LONDON — The headline figures are eye-catching. According to what consultancy Ernst & Young (EY) describes as an independent report, entitled Realising the Value of Healthcare Data, clever use of anonymised patient data – advanced datamining, for example, using AI and natural language processing – could lead to an annual £9.4 billion benefit to UK taxpayers. The figure is based on improved health outcomes for patients and greater operational efficiencies for the UK’s National Health Service (NHS).
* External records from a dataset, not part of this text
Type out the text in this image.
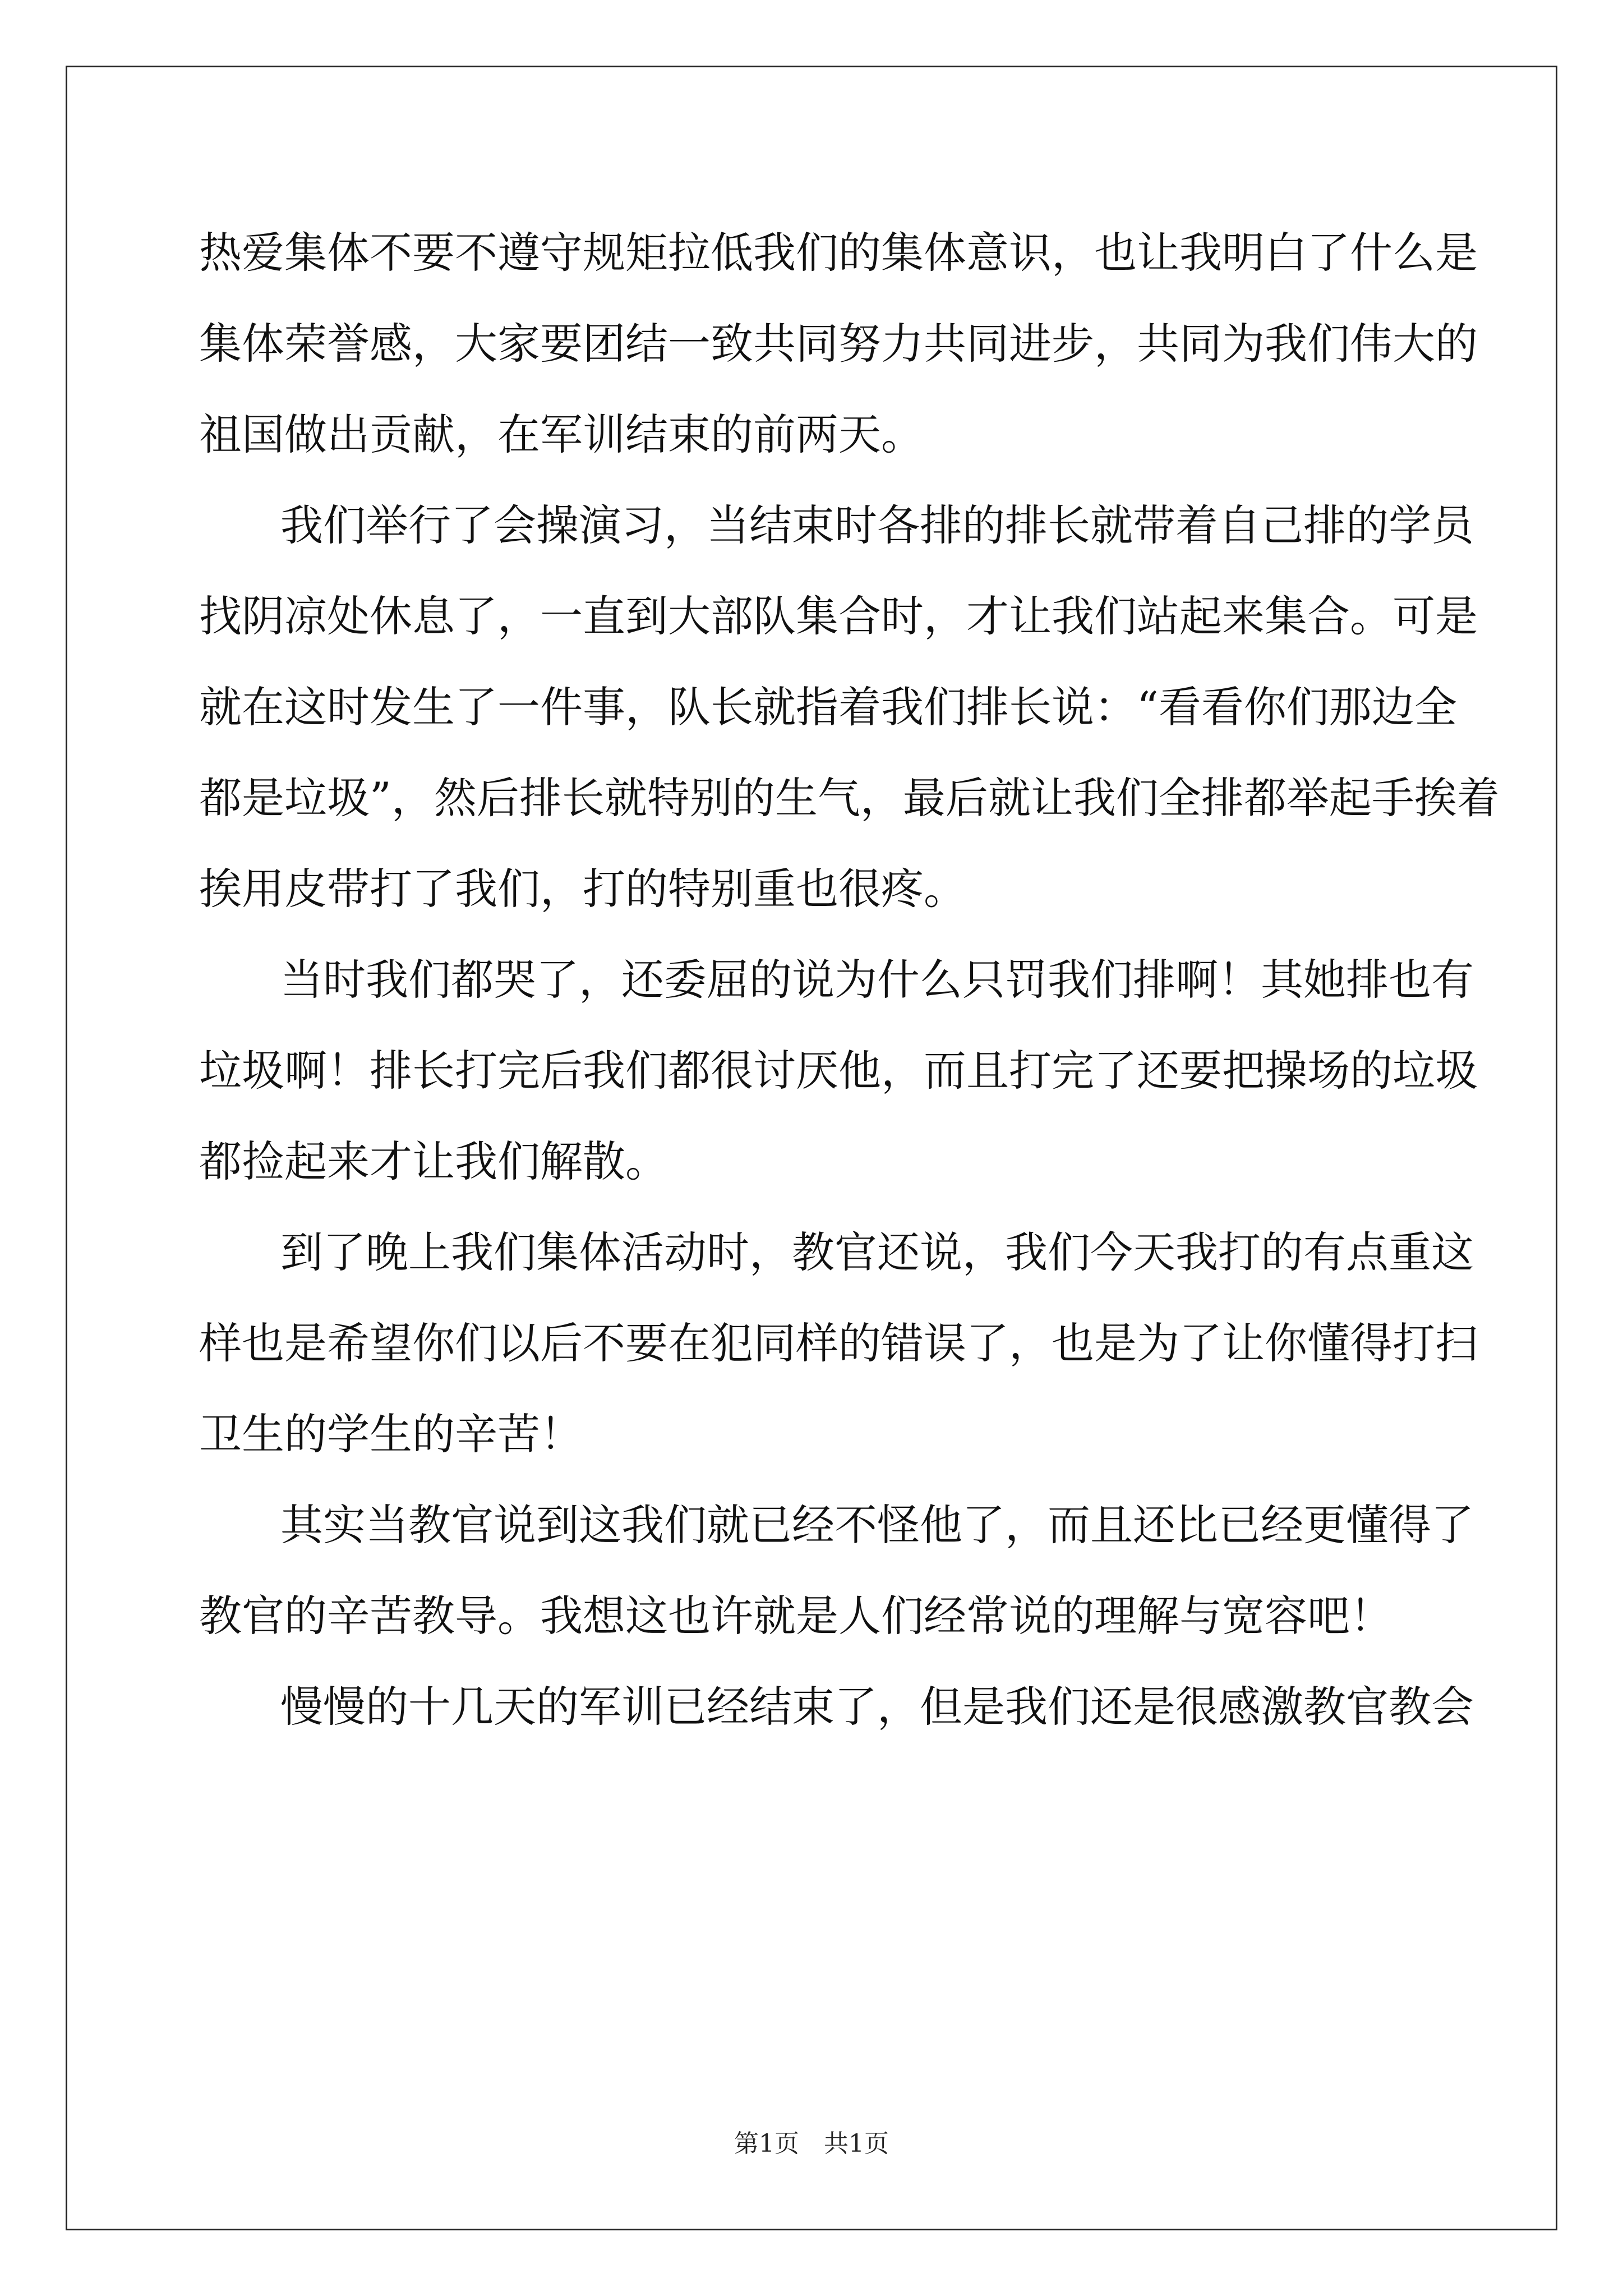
热爱集体不要不遵守规矩拉低我们的集体意识，也让我明白了什么是
集体荣誉感，大家要团结一致共同努力共同进步，共同为我们伟大的
祖国做出贡献，在军训结束的前两天。
我们举行了会操演习，当结束时各排的排长就带着自己排的学员
找阴凉处休息了，一直到大部队集合时，才让我们站起来集合。可是
就在这时发生了一件事，队长就指着我们排长说：“看看你们那边全
都是垃圾”，然后排长就特别的生气，最后就让我们全排都举起手挨着
挨用皮带打了我们，打的特别重也很疼。
当时我们都哭了，还委屈的说为什么只罚我们排啊！其她排也有
垃圾啊！排长打完后我们都很讨厌他，而且打完了还要把操场的垃圾
都捡起来才让我们解散。
到了晚上我们集体活动时，教官还说，我们今天我打的有点重这
样也是希望你们以后不要在犯同样的错误了，也是为了让你懂得打扫
卫生的学生的辛苦！
其实当教官说到这我们就已经不怪他了，而且还比已经更懂得了
教官的辛苦教导。我想这也许就是人们经常说的理解与宽容吧！
慢慢的十几天的军训已经结束了，但是我们还是很感激教官教会
第1页 共1页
To keep within the bounds of patient data confidentiality, the report provides a suggested framework in which the NHS can ethically harness and process patient data. In short, this means that the type of data collected is not individual patient records. “Only the processed output, which is linked data-sets run over an extended length of time — making it anonymous — are of use in the advancement of medical research and improved patient care,” said the report.

Related: The AI Will See You Now: Machine Learning in Healthcare

“Patient-level records will trace a complete story of a patient’s health, wellness, diagnosis, treatments, medical procedures and outcomes,” said Pamela Spence, EY partner and global health sciences and wellness industry leader. “This can only be delivered by unlocking the power of data. But value isn’t in the data itself — it’s in the power of the analytics and the clever insights that can be generated from algorithms, and the actions that can be taken as a result. Value will come to those who can innovate to produce health outcomes tailored to individuals, with high degrees of precision and personalisation.”

The EY report stressed that analytics and predictive models are helping address one of the biggest costs to health care, namely the treatment of chronic diseases. The main factors that influence the risk of developing chronic diseases include medical history, demographic and socioeconomic profiles. By aggregating data related to these factors, the idea is to sharpen predictive analytics to help identify those individuals who are at risk of suffering from these chronic conditions.

“Advanced data mining, such as AI and natural language processing, will help reveal patterns and trends that will allow health care providers and other stakeholders to improve diagnoses, treatments and operational effectiveness,” said the report.